According to the order of the plenary session of Chamber I, the collective action is directed against practically all the financial entities that in Spain use or have used floor clauses for a long period of time, which would affect millions of contracts, gives rise to a multiplicity of wordings and formulations of the clauses (although they have the common denominator of imposing a cap on the drop in the interest rate ) and makes the concept of the average consumer “hardly usable”.
The high court set May 9, 2013 as the deadline to claim the amounts unduly collected, without retroactive effects and regardless of the date on which the mortgage was signed.
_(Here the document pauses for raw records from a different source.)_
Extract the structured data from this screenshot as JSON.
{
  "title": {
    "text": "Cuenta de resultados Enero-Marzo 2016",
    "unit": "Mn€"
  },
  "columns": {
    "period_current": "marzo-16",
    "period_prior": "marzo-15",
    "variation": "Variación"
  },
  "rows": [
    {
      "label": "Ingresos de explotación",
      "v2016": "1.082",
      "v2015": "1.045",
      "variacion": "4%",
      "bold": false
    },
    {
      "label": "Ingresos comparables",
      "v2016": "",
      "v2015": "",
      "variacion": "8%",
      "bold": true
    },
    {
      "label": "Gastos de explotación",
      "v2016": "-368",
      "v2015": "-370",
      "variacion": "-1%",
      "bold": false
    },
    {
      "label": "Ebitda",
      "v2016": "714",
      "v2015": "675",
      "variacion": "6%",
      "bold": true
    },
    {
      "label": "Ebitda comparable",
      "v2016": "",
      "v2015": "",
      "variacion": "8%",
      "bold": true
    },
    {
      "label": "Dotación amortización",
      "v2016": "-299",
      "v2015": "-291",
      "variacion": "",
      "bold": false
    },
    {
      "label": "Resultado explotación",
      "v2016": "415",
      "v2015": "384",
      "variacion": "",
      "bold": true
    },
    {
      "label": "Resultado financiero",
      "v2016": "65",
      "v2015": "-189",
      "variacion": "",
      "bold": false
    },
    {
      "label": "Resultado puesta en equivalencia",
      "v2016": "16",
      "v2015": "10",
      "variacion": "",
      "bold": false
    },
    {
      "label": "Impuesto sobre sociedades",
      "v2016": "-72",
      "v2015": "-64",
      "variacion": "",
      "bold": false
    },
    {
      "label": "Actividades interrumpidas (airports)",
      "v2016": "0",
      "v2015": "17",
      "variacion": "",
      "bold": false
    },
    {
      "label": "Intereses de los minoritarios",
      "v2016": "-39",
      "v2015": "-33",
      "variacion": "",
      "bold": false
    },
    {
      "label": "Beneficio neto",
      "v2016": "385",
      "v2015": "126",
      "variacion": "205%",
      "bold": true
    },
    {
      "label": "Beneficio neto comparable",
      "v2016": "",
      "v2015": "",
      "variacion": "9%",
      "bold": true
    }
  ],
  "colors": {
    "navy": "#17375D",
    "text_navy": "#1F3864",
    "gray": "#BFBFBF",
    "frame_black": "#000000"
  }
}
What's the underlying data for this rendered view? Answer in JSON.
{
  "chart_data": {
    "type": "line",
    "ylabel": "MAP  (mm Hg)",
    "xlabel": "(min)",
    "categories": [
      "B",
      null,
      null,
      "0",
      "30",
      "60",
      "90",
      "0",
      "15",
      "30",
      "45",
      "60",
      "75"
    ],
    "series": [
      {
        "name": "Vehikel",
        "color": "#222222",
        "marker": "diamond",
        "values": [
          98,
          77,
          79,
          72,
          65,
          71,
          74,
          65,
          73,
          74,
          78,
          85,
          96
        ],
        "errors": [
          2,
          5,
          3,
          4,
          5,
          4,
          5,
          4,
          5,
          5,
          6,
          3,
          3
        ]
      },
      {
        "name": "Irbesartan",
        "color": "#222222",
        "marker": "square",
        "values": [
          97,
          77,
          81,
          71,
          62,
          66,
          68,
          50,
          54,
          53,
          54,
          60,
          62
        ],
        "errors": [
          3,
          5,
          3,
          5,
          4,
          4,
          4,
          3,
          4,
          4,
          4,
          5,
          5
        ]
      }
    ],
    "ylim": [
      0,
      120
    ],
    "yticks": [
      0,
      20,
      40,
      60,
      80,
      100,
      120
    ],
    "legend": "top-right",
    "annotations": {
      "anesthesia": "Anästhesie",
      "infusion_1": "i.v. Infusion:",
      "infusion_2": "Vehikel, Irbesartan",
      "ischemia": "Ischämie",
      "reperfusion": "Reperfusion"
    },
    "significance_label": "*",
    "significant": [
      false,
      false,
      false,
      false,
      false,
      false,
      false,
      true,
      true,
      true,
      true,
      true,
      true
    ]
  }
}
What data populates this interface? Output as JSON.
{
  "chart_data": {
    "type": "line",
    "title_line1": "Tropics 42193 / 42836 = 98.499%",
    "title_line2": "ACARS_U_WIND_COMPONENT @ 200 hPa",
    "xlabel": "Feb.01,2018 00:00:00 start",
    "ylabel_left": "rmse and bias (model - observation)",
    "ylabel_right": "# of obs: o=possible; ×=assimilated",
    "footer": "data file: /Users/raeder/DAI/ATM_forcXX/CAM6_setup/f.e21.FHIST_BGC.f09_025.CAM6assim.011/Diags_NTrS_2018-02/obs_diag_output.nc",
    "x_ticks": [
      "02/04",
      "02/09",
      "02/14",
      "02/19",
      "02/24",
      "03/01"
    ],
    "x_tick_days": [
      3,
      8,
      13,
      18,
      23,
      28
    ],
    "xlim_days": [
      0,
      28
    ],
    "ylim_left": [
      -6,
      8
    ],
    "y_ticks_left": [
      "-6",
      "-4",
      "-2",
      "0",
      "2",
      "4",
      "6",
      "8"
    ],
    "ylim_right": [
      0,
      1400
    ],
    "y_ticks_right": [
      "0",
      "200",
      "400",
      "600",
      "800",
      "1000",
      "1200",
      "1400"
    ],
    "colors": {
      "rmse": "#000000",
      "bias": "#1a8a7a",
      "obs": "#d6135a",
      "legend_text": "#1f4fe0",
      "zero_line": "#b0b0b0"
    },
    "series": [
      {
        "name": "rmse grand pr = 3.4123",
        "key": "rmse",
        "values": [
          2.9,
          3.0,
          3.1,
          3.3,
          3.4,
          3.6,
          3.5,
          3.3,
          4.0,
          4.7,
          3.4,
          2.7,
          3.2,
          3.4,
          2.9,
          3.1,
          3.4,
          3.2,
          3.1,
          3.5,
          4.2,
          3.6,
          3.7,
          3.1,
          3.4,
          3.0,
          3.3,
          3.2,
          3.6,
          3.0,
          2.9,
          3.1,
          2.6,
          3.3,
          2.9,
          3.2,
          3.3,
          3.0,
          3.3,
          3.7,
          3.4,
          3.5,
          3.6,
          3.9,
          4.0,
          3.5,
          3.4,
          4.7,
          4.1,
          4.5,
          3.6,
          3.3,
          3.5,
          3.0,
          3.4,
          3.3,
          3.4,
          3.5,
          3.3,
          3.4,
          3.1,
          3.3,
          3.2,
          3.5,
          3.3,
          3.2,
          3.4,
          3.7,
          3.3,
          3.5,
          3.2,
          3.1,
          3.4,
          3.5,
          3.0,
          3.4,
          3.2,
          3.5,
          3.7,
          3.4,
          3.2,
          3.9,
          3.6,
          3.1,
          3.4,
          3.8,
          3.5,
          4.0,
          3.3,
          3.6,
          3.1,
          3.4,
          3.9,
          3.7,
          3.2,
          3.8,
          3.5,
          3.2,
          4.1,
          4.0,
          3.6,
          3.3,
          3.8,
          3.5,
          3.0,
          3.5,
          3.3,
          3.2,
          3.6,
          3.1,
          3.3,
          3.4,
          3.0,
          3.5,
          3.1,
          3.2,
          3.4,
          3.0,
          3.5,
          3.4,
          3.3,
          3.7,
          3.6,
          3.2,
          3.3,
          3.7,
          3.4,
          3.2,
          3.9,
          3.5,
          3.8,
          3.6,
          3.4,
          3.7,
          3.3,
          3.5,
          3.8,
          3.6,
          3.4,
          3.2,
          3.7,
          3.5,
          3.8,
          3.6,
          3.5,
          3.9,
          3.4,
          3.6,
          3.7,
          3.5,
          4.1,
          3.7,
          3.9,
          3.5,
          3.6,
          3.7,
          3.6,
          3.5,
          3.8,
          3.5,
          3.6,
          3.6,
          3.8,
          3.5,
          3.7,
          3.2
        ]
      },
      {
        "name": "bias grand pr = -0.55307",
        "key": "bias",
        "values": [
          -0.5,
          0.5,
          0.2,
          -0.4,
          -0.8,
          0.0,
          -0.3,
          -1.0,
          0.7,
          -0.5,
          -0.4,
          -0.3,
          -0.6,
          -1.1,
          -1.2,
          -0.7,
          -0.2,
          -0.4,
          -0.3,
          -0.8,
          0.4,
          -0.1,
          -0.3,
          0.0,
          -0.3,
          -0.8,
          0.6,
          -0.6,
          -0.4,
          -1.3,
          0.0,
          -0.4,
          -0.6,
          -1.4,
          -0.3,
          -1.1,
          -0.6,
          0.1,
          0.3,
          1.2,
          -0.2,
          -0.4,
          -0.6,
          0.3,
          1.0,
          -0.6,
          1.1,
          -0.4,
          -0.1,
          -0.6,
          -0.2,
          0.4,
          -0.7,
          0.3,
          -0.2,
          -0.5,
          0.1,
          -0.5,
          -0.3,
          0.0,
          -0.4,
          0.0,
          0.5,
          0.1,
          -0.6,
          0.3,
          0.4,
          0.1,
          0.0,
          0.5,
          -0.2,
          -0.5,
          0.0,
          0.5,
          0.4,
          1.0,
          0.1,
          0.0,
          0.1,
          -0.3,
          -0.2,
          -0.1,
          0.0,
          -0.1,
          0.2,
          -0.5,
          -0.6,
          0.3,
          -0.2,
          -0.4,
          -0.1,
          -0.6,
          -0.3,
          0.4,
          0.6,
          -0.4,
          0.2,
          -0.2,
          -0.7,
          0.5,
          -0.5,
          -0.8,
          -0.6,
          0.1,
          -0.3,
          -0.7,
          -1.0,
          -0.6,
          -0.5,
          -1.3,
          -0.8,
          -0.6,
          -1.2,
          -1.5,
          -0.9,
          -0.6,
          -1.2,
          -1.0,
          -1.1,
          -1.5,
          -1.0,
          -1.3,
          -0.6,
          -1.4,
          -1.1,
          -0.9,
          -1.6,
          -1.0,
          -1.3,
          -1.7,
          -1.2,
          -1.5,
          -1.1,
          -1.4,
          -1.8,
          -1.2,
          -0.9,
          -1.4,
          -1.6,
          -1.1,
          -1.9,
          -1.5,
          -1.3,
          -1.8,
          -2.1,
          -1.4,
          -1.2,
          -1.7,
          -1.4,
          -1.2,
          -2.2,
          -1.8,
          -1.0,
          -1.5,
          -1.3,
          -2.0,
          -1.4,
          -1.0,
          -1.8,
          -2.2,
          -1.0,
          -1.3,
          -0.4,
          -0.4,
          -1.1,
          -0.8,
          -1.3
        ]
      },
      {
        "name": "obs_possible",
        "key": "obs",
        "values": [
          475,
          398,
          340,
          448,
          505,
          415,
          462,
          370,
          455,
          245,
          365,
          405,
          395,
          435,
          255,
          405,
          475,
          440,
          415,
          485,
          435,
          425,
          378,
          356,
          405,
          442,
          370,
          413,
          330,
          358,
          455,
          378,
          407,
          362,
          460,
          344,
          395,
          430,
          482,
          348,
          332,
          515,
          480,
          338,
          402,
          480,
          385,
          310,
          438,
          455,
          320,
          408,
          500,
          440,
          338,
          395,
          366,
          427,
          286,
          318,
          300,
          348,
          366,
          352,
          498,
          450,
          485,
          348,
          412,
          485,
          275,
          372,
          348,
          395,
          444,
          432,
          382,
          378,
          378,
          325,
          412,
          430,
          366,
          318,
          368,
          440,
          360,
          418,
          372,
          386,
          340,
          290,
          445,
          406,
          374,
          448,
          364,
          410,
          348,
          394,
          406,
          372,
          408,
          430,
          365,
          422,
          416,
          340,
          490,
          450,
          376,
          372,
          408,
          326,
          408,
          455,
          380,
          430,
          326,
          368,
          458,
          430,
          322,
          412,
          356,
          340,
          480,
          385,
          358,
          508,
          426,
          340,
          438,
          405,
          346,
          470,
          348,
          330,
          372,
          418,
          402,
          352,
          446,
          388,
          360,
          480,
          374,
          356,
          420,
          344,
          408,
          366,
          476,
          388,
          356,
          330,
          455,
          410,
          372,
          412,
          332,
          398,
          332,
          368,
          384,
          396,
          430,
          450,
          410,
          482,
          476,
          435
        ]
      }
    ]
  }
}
However, other judicial bodies have issued rulings in favor of the return being executed from the date of signing the contract, as Adicae defends.
Other questions submitted to the CJEU
The jurisprudence of the CJEU established in a first ruling that the mortgage clauses considered abusive must be declared nullwith which the consumer has the right to be refunded the amounts unduly received by the bank since the Justice declares the nullity, but not before.
Subsequently, in response to a preliminary ruling raised by the Provincial Court of Zaragoza, it decided that consumers can request compensation in court for the abusive clauses of a mortgage even when this has already been executed and the property soldbut only in a later and different legal proceeding.
Now, in an order dated June 29 to which Efe has had access, the Supreme Court asks the CJEU if the applicable European directive covers “the abstract prosecution, for the purposes of transparency control in the framework of a collective action, of clauses used by more than a hundred financial entities in millions of bank contracts, without taking into account the level of pre-contractual information offered”.
Also, if it is possible to make an “abstract” control of transparency from the perspective of the average consumer when several of the contract offers are aimed at different specific groups of consumers”. Likewise, if such control is possible when “they are multiple and with very different economic and geographical business areas, for a very long period of time, long in which public knowledge of such clauses has evolved”.